Adapun “transaksi keuangan” diartikan sebagai transaksi untuk
melakukan atau menerima penempatan, penyetoran, dan atau kegiatan
lain yang berhubungan dengan uang. Transaksi keuangan menjadi
unsur tindak pidana pencucian uang adalah transaksi keuangan yang
mencurigakan atau patut dicurigai baik transaksi dalam bentuk tunai
maupun melalui proses pentransferan/ memindahbukukan.
Transaksi keuangan mencurigakan menurut ketentuan yang
tertuang pada Pasal 1 angka (5) Undang-undang No.8 Tahun 2010
adalah transaksi keuangan yang menyimpang dari profil,
karakteristik, atau kebiasaan pola transaksi dari nasabah yang
bersangkutan :
1) Transaksi keuangan oleh pengguna jasa keuangan yang patut
diduga dilakukan dengan tujuan untuk menghindari pelaporan
transaksi yang bersangkutan yang wajib dilakukan oleh
penyedia jasa keuangan sesuai dengan ketentuan Undang-
undang ini.
2) Transaksi keuangan yang dilakukan maupun yang batal
dilakukan dengan menggunakan harta kekayaan yang diduga
berasal dari hasil tindak pidana.
3) Transaksi keuangan yang di minta oleh PPATK untuk
dilaporkan oleh pihak pelapor karena melibatkan harta
kekayaan yang diduga berasal dari hasil tindak pidana.6
Menyebutkan tindak pidana pencucian uang salah satunya
harus memenuhi unsur adanya perbuatan melawan hukum
sebagaimana dimaksud dalam Pasal 3 Undang-undang No.8 Tahun
2010, dimana perbuatan melawan hukum tersebut terjadi karena
pelaku melakukan tindakan pengelolaan atas harta kekayaan yang
merupakan hasil tindak pidana.
4. Sanksi Pidana Tindak Pidana Pencucian Uang
Sanksi daripada kejahatan tindak pidana pencucian uang itu
sendiri tercantum dalam Pasal-pasal di atas, yaitu :
a) Pasal 3 Undang-undang Nomor 8 Tahun 2010 ( pelaku aktif)

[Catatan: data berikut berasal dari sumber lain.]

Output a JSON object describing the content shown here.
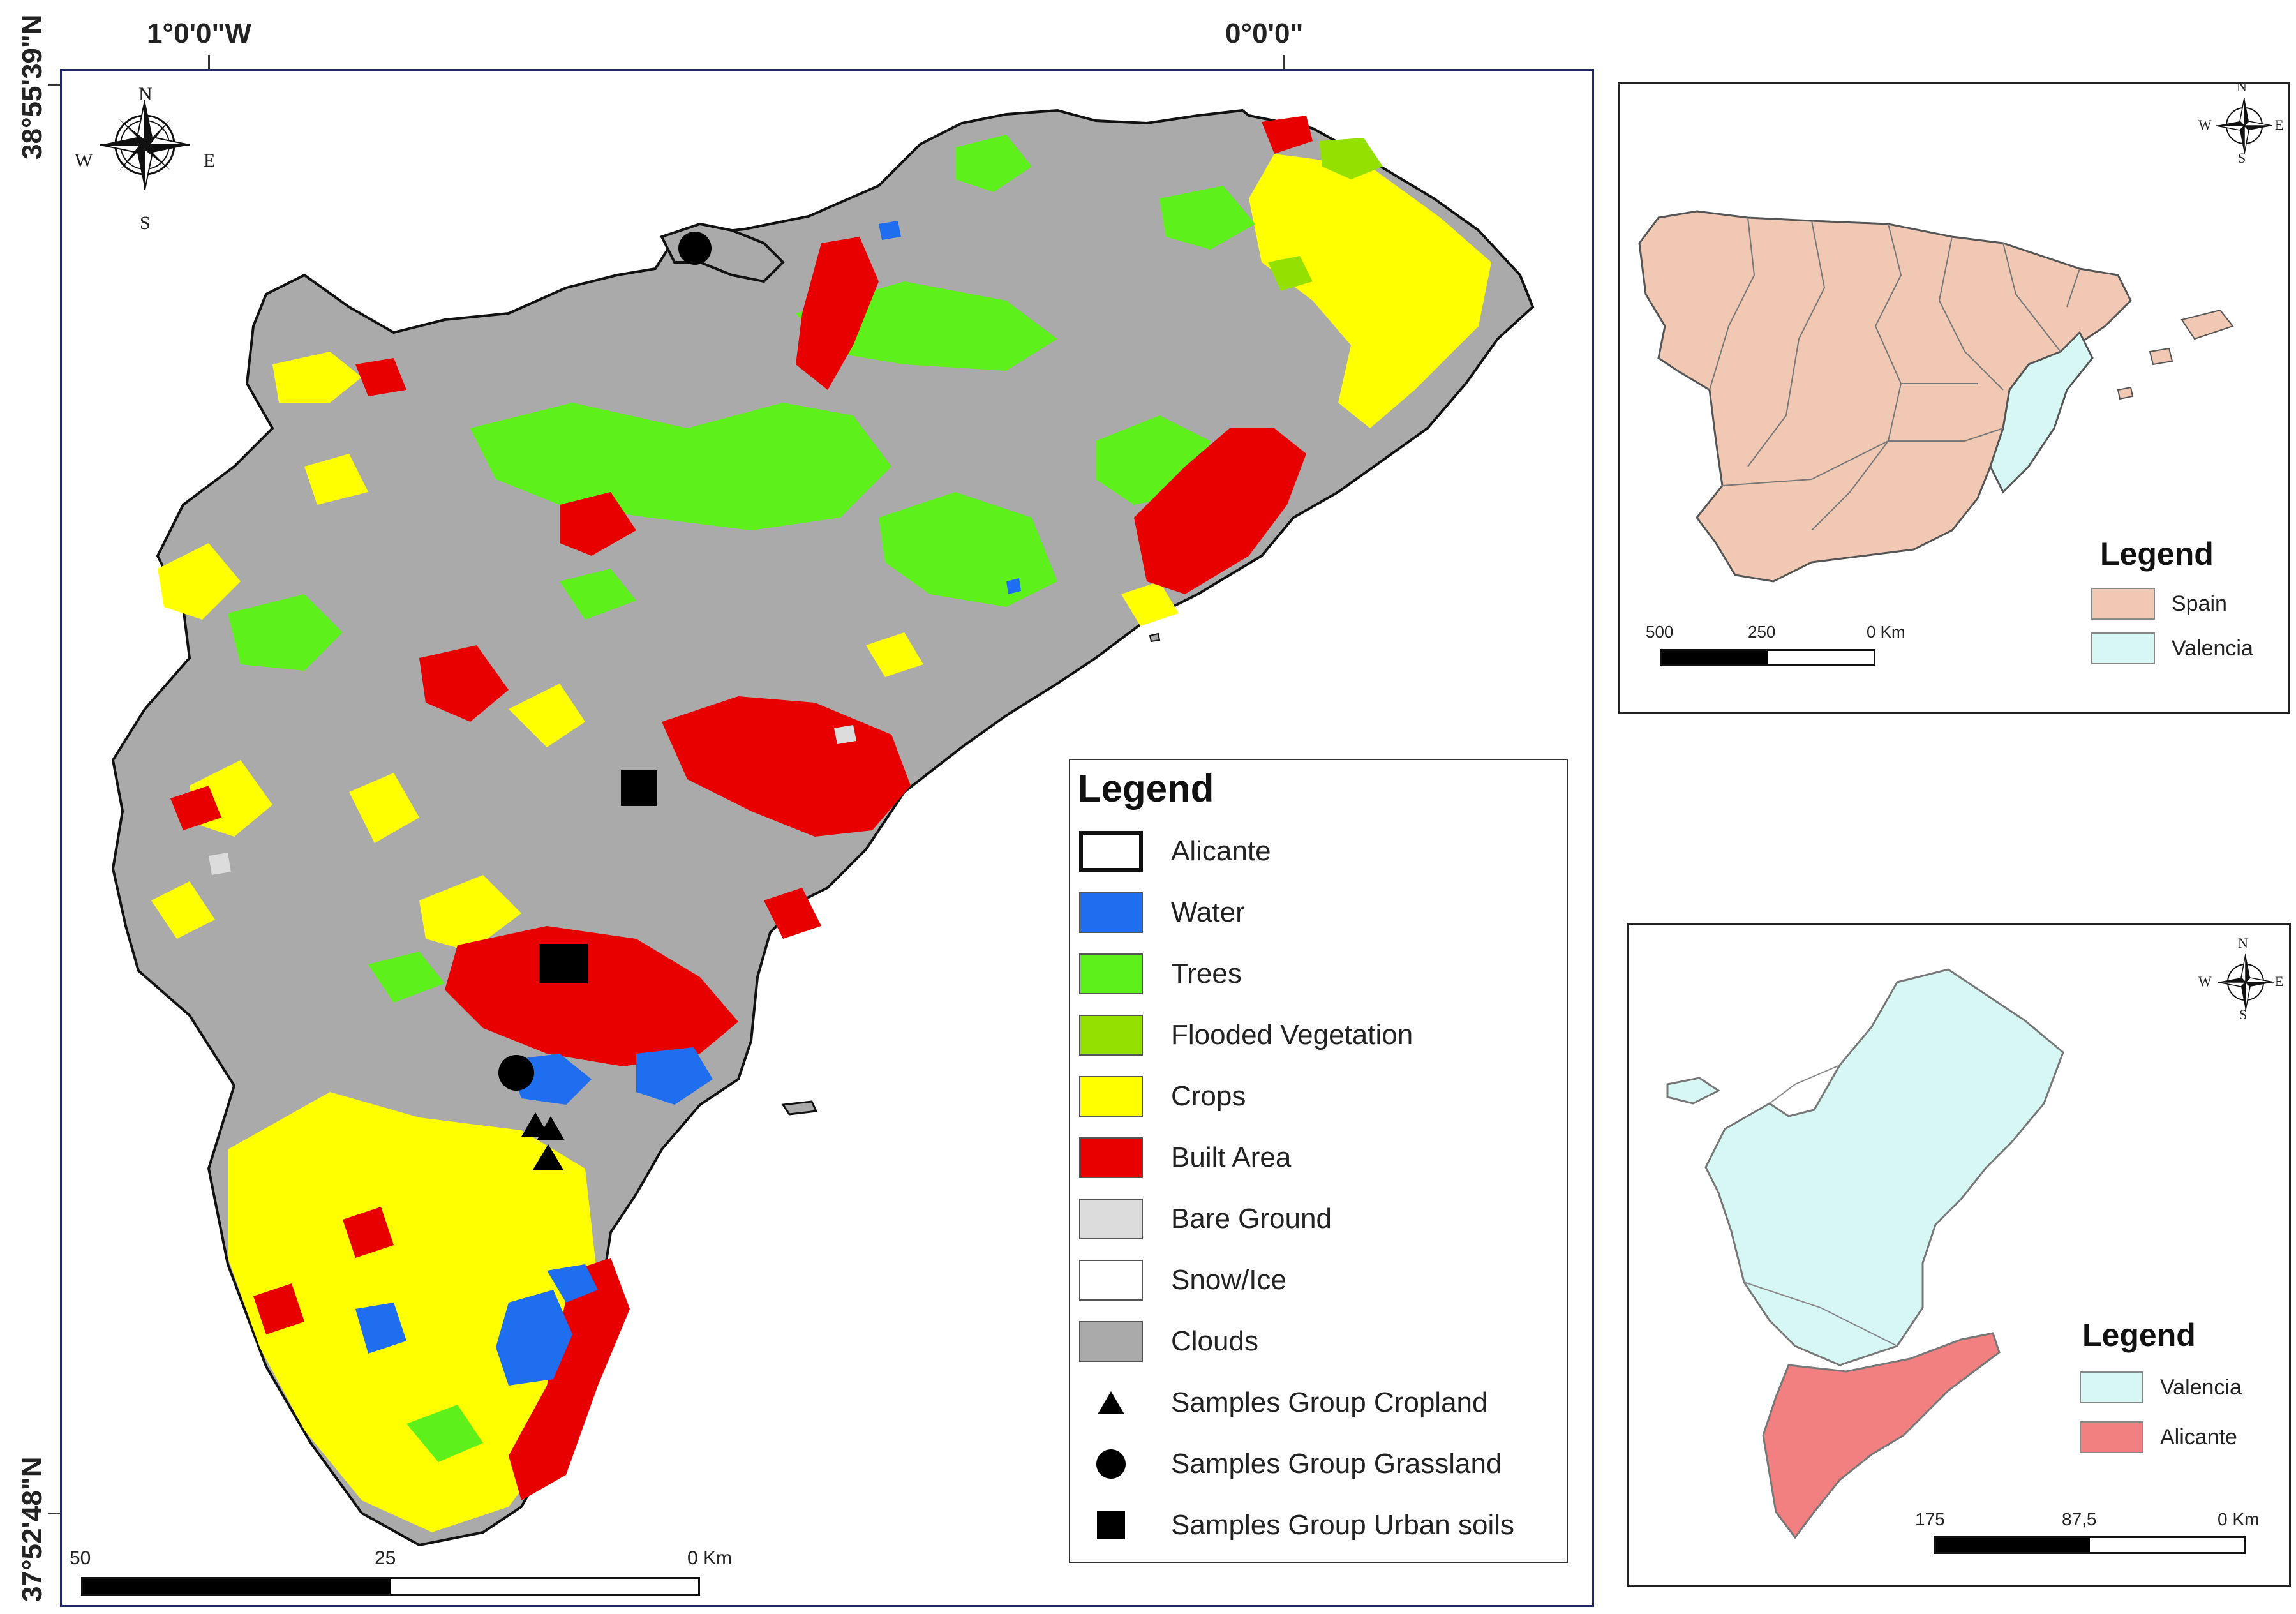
{
  "coordinates": {
    "lon_left": "1°0'0\"W",
    "lon_right": "0°0'0\"",
    "lat_top": "38°55'39\"N",
    "lat_bottom": "37°52'48\"N"
  },
  "compass": {
    "n": "N",
    "s": "S",
    "e": "E",
    "w": "W"
  },
  "main_legend": {
    "title": "Legend",
    "items": [
      {
        "label": "Alicante",
        "color": "#ffffff",
        "kind": "outline"
      },
      {
        "label": "Water",
        "color": "#1f6ef0",
        "kind": "fill"
      },
      {
        "label": "Trees",
        "color": "#5ef01a",
        "kind": "fill"
      },
      {
        "label": "Flooded Vegetation",
        "color": "#94e000",
        "kind": "fill"
      },
      {
        "label": "Crops",
        "color": "#ffff00",
        "kind": "fill"
      },
      {
        "label": "Built Area",
        "color": "#e80000",
        "kind": "fill"
      },
      {
        "label": "Bare Ground",
        "color": "#dcdcdc",
        "kind": "fill"
      },
      {
        "label": "Snow/Ice",
        "color": "#ffffff",
        "kind": "fill"
      },
      {
        "label": "Clouds",
        "color": "#aaaaaa",
        "kind": "fill"
      },
      {
        "label": "Samples Group Cropland",
        "kind": "triangle"
      },
      {
        "label": "Samples Group Grassland",
        "kind": "circle"
      },
      {
        "label": "Samples Group Urban soils",
        "kind": "square"
      }
    ]
  },
  "main_scale": {
    "labels": [
      "50",
      "25",
      "0 Km"
    ]
  },
  "spain_panel": {
    "legend_title": "Legend",
    "items": [
      {
        "label": "Spain",
        "color": "#f0c8b4"
      },
      {
        "label": "Valencia",
        "color": "#d6f7f3"
      }
    ],
    "scale_labels": [
      "500",
      "250",
      "0 Km"
    ]
  },
  "valencia_panel": {
    "legend_title": "Legend",
    "items": [
      {
        "label": "Valencia",
        "color": "#d6f7f3"
      },
      {
        "label": "Alicante",
        "color": "#f28080"
      }
    ],
    "scale_labels": [
      "175",
      "87,5",
      "0 Km"
    ]
  }
}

“setiap orang yang menempatkan, mentrasnfer, mengalihkan,
membelanjakan, membayarkan, menghibahkan, menitipkan,
membawa ke luar negeri, mengubah bentuk, menukarkan dengan
mata uang atau surat berharga atau perbuatan lain atas harta
kekayaan yang diketahuinya atau patut diduganya merupakan
hasil tindak pidana dengan tujuan menyembunyikan atau
menyamarkan asal usul harta kekayaan dipidana karena tindak
pidana penjara paling lama 20 (dua puluh) tahun dan denda paling
banyak Rp.10.000.000.000 (sepuluh miliar rupiah)”.
b) Pasal 4 Undang-undang Nomor 8 Tahun 2010 ( pelaku aktif )
6 Adrian Sutedi, Hukum Perbankan Suatu Tinjauan Pencucian Uang, Merger, Likuidasi.
Dan Kepailitan, Jakarta: Sinar Grafika, 2010, hlm 24
“Setiap orang yang menyembunyikan atau menyamarkan asal
usul, sumber, lokasi, peruntukan, pengalihan hak-hak, atau
kepemilikan yang sebenarnya atas harta kekayaan yang
diketahuinya atau patut diduganya merupakan hasil tindak pidana
pencucian uang dengan penjara paling lama 20 (dua puluh) tahun
dan denda paling banyak Rp.5.000.000.000 (lima miliar rupiah)”.
c) Pasal 5 Undang-undang Nomor 8 Tahun 2010 ( pelaku pasif)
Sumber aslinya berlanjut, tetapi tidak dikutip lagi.